Being a "source of.." means that within 1 serving of the product itself, there is 10-17% of your daily recommended intake.  So, for the sake of simple math, if you need 1000mg of calcium each day, you would be getting 100 to 170mg from that food.  Not such a great source after all huh?


"Reduced fat" means that a product has a 25% reduction in the amount of fat compared to the original product.  The problem with reduced-fat items is that they are marketed to people that believe that fat makes you fat.  Fat alone does not.  In fact, it's when fat is coupled with carbohydrates (sugars) that fat becomes a problem.  This is why "low fat" products are generally not good for you.  Because fat is a flavor carrier, it needs to be replaced with something else that has flavor.  Most companies will replace fat with salt and CARBOHYDRATE FILLERS!  Carbs in combination with fat are the ENEMY!  This is why you should forgo the "low fat" and go full fat!  Not only does the food taste better, but fats tell the brain that you are full faster.  Win-win. 

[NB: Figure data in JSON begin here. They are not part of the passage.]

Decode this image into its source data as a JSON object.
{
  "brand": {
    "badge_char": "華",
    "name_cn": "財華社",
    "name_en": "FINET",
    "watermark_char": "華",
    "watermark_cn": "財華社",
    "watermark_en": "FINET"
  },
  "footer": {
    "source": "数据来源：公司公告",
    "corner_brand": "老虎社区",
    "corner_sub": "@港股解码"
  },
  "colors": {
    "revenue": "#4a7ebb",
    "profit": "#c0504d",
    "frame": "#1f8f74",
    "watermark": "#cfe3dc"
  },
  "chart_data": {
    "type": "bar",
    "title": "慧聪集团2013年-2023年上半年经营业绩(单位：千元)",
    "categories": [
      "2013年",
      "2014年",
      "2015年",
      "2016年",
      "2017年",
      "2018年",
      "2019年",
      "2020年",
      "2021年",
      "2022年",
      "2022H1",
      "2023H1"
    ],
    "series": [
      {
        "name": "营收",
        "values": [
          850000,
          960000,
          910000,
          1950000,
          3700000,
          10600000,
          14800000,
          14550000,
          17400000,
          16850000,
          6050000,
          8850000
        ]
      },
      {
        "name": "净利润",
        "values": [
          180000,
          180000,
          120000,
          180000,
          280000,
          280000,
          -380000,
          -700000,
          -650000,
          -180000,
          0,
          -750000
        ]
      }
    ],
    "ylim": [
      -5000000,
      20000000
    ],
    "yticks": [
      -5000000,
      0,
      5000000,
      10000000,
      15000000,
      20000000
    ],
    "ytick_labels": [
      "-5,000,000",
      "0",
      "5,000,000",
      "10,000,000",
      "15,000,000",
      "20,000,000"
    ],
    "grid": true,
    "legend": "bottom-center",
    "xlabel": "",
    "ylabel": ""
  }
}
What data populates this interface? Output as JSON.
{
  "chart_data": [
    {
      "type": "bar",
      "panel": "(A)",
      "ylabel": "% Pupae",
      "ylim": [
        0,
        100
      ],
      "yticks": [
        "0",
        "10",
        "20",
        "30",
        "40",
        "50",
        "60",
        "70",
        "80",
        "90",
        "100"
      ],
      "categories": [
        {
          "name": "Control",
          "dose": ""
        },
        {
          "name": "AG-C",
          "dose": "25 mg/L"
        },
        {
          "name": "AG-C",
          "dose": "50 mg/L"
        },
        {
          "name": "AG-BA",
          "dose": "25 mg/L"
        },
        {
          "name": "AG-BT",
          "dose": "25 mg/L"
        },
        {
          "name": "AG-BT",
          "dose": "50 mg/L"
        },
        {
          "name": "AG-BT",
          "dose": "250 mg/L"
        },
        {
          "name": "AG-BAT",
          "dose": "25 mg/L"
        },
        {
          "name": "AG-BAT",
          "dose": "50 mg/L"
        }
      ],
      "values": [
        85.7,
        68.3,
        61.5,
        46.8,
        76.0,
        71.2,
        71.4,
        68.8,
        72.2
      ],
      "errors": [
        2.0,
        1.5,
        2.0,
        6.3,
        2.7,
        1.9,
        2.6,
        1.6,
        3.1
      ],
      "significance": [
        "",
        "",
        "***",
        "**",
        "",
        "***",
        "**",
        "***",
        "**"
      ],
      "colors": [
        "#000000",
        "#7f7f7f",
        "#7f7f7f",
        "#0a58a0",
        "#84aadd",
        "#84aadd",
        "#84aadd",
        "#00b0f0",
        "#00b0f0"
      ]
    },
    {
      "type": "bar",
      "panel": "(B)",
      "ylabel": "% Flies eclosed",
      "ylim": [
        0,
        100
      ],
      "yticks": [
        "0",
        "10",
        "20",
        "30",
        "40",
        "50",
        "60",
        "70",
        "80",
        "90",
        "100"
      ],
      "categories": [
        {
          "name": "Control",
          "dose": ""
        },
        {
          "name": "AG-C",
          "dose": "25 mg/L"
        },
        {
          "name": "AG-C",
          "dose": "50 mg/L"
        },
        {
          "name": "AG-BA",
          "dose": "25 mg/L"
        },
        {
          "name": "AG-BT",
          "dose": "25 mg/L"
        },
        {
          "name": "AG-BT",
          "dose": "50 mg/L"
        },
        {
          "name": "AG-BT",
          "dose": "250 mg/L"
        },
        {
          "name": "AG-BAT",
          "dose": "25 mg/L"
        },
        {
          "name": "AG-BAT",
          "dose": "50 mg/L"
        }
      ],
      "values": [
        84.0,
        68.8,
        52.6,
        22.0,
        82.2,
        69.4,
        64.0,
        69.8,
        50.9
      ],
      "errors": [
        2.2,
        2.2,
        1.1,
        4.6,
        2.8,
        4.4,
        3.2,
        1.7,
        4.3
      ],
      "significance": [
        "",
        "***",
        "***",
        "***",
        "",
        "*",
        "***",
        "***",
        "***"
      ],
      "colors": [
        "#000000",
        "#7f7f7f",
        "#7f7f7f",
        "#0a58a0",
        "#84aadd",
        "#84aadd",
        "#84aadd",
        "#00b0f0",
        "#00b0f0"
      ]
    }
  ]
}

"Reduced sodium" also means that the product has a 25% reduction in the amount of sodium compared to the original product. The product, even when “reduced” may still have an incredible amount of salt!  Instead, look for the label "low sodium."  That label has a set standard of 140mg/serving.  Much better than just "reduced" sodium. 


Now this label, it really ticks me off.....“Lightly sweetened.” The big problem here is that "lightly sweetened" has NO SET STANDARD! That’s why “lightly sweetened” products are likely still bad for you! In fact, there is as much sugar in 1 cup of Kellogg’s Smart Start as there is in a serving of Oreos.  Bummer right?!  You would never look at a cup of Kellogg's next to a cup of Oreos and think that the Oreos were better for you.  You would also never give your kids a bowl of Oreos for breakfast, but essentially, that's what your body, or their bodies, are getting! 



And a final buzz phrase to end the blog, "trans-fat free." Trans fats are bad.  You are generally taking in trans fats from fried foods.  Restaurants use this type of oil because it is inexpensive and has a long shelf life.  This means they can fry and fry all day without having to change their oils.  The label "trans-fat free" means that a product has less than .49 grams of trans fats per serving.  The American Heart Association recommends no more than 2 grams/day.  The problem here is, that if you eat a platter from Long John Silver's that is "trans-fat free," but actually contains .4 grams/plank, you are eating over 1.2 grams (1200mg) of trans fat, when you thought you were eating none. 


The obesity trend in America is growing.  In order to reverse this, it is going to take more than just exercise.   We cannot rely on the food industry to sell us products that are nutritious and healthy or we will continue to be fat and sick.  We have got to change the way we eat!  Obviously, the people that market to us know this, and they are not changing the product, they are changing the LABELING!  Be informed about what is in your food.  Read the labels.  And lastly, know what these buzz words actually mean!